Wat een ernstige zaak! Dat is immers wat als onze zonden naar de hemel blijven roepen om wraak. Als onze schuld open blijft liggen. Als niet het met bloedletters geschreven „voldaan" op ons schuldregister komt. Dan zal zich immers de toorn Gods over ons ontladen. Dan hebben we niets te wachten dan verderf en ondergang. Wat kunnen we soms rustig voortgaan, terwijl we leven op een vulkaan, die elk ogenblik dreigt uit te barsten. Buiten het waarachtig geloof in Christus leven we zo gevaarlijk! Haast u toch en spoed u om uws levens wil. Laat u met God verzoenen. De zonde is een dodelijke wond in uw leven. U kunt daar niet mee verder. En wat kan het ons onder deze dingen soms vreemd te moede zijn. Dan voelen we de ernst wel aan en toch gaan we maar door. We voelen ons gevangen in ons oude leven. We kunnen er niet uitkomen. Met zorg ervaren we, dat we er haast dof en gelaten onder geworden zijn. En toch, het kan zo niet verder. HEERE, ontferm U mijner, ik ben zo'n arm en ongelukkig mens. Ik houd het zo lang uit tegen dat, wat mijn leven is, tegen U, die mijn leven bent. Ja, de HEERE zal Zich over u ontfermen. Gij die God zoekt in al uw zielsverdriet, houdt aan, grijpt moed!

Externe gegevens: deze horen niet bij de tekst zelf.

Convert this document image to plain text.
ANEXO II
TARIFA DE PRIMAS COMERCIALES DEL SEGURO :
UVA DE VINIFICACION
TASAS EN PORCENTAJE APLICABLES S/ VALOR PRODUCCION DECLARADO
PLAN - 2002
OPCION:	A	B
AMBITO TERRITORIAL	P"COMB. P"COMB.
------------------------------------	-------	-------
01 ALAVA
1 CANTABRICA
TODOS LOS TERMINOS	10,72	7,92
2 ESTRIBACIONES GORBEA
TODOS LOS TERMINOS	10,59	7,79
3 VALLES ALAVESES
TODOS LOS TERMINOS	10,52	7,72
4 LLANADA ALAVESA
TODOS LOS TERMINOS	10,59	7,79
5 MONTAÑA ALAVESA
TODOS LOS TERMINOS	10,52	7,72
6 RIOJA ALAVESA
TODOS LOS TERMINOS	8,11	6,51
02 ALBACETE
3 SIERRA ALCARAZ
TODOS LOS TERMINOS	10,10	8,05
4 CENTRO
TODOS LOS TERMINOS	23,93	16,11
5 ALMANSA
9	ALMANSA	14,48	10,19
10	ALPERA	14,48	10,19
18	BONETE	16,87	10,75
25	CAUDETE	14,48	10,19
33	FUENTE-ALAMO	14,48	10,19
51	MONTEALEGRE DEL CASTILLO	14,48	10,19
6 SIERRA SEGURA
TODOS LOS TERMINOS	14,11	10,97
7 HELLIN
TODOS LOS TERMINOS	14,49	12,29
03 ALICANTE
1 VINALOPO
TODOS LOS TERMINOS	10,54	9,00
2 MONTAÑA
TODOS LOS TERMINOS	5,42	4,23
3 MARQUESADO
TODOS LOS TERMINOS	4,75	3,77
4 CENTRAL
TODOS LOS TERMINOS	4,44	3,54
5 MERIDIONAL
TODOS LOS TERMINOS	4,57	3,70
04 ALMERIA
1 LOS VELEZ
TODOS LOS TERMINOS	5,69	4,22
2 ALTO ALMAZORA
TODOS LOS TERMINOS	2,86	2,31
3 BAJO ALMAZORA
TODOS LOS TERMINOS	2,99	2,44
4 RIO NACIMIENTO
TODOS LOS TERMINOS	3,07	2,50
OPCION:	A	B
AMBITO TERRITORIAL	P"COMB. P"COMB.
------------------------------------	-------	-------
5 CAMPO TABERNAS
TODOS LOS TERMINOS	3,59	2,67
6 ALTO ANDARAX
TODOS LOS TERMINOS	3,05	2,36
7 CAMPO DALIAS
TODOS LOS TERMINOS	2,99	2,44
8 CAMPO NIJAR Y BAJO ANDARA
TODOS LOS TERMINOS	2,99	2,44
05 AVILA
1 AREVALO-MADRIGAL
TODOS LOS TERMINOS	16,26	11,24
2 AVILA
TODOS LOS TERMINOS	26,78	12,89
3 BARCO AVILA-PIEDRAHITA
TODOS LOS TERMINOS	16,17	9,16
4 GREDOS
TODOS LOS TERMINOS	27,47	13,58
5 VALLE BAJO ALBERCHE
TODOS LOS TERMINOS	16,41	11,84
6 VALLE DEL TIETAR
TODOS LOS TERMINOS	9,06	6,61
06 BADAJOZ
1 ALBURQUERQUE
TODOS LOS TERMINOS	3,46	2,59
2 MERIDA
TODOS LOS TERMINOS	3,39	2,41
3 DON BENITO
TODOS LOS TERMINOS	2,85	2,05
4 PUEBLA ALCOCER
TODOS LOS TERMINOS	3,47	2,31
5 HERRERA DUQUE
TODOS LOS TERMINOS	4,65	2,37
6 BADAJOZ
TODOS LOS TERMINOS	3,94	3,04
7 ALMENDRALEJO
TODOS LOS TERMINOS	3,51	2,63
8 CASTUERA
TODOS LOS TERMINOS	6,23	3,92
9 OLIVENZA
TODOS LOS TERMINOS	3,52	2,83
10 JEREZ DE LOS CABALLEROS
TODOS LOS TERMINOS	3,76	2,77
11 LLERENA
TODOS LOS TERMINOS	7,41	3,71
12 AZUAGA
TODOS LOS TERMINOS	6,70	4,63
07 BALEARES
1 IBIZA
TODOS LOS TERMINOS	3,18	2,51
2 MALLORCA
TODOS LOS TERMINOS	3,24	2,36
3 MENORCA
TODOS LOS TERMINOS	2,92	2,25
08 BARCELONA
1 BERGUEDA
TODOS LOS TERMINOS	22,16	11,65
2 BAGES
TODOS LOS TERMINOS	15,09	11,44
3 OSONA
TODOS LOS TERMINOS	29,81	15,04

Wat een ernstige zaak. Nehemia bidt of hun schuld niet mag worden uitgedelgd. We huiveren er bij! Hoe kan Nehemia zoiets bidden, al is het dan voor zijn vijanden. De Heere Jezus bad toch: „Vader, vergeef het

hun, want zij weten niet wat zij doen." En Stefanus in navolging van zijn Meester: „Heere, reken hun deze zonde niet toe." Zo heeft de Heere Jezus gedaan en zo heeft Hij ook geleerd: „Hebt uw vijanden lief; zegent ze, die u vervloeken, doet wel degenen, die u haten; en bidt voor degenen die u geweld doen en die u vervolgen." Dat geldt ons allereerst en allermeest. Houdt zoveel mogelijk, voor zover in u is, vrede met alle mensen. Toch vinden we ook dit gebed van Nehemia in de Schrift. En het staat niet alleen, er zijn ook de vloekpsalmen. Diep ernstig klinkt het in Psalm 139: „O God, dat Gij de goddeloze ombracht. Zou ik niet haten, HEERE, die U haten? " Toch past ons hier de uiterste voorzichtigheid! Ons vlees zit er zo gauw tussen. Onze vijanden zijn nog niet altijd ook Góds vijanden. David gaat na zijn ernstige woorden van haat en wraak onmiddellijk verder met het gebed: „Doorgrond mij, o God en ken mijn hart."

Als hier Nehemia bidt om Gods wraak over zijn vijanden, moeten we bedenken, dat het hem allereerst om de eer Gods te doen is. Het is niet zijn persoonlijke zaak, waar hij voor staat, het is Gods zaak. De eer van Sion is de eer des HEEREN. En verder, Nehemia bidt hier in profetische verlichting. Priesterlijke liefde wordt begrensd door profetisch licht. Nehemia mag hier ook onderscheiden, dat déze geesten niet uit God zijn en niet uit God zullen zijn ook. Juist hun verharding maakt hun zonde onvergeeflijk. Nehemia is hier als een Petrus, die het hart van Ananias en Saffira doorziet. De Heere Jezus Zelf heeft ons iets laten zien van het blinkend licht van Gods Majesteit, dat Zijn priesterlijke liefde omgrenst in Matth. 12 vs 31. Zo mag Nehemia hier in profetische verlichting en heilige bewogenheid dit gebed bidden. Iemand heeft eens gezegd, dat wij vloekpsalmen alleen in de allerheiligste ogenblikken van ons leven kunnen lezen.

Een vast vertrouwen

Zo mocht Nehemia zijn twistzaak in de handen des HEEREN leggen cn dan ook onverstoord verder bouwen. Het was in het hart van het volk om te bouwen. Hun hart was ontbrand in de liefde tot de dienst des HEEREN. Wat is dat toch nodig dat ons hart erbij is, ja, dat het uit ons hart komt, als we bezig zijn in de dingen van Gods koninkrijk. Ons hart moet bekeerd en vernieuwd, dan kan het tegenstand lijden, onze verwachting is immers van de HEERE.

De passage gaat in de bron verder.